Taroh also made significant contributions to the establishment of inherited GPI deficiency as a new class of congenital disorders of glycosylation (CDG). Taroh and his collaborators clarified that inherited mutations in several GPI biosynthetic genes lead to severe congenital disorders including thrombosis, epilepsy, microcephaly, mental retardation and other developmental disorders. In one patient, a mutation was found in the promoter region of the PIGM gene that encodes a GPI mannosyltransferase and the mutation resulted in histone hypoacetylation at the PIGM promoter. Remarkably, the histone deacetylase inhibitor butyrate increased PIGM transcription in vitro and made the patient completely free of seizures!

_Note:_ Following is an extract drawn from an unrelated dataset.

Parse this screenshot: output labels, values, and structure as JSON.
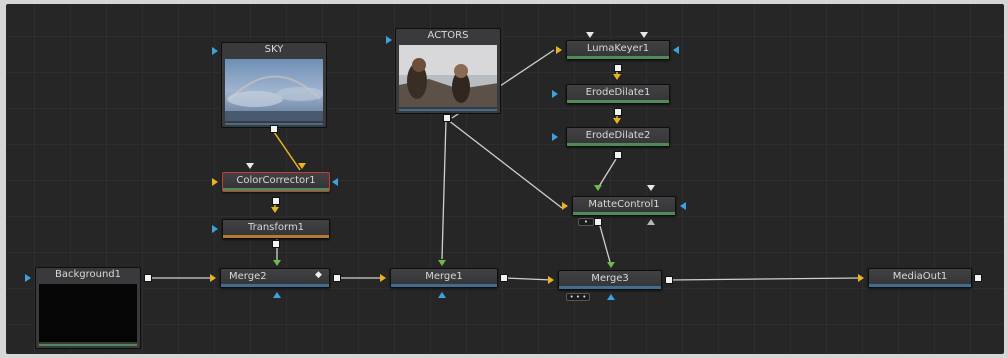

For his excellent and pioneering scientific contributions, Taroh has received numerous awards and honors, including the 19th Osaka Science Prize (2001, Osaka Science & Technology Center), International Glycoconjugate Organization (IGO) Award (2015, IGO), Takeda Medical Prize (2017, Takeda Science Foundations) and Osamu Hayaishi Memorial Prize (2021, Ono Medical Research Foundations). Taroh also received the prestigious Medal with Purple Ribbon from the Japanese Government in 2018.
In summary, Taroh is a true pioneer and role model in the field of glycobiology and the 2023 Karl Meyer Lectureship Award recognizes Dr. Taroh Kinoshita’s seminal contributions not only to our basic understanding of GPI biosynthesis and trafficking, but also to the appreciation of how defects in GPI biosynthesis translate into many human diseases.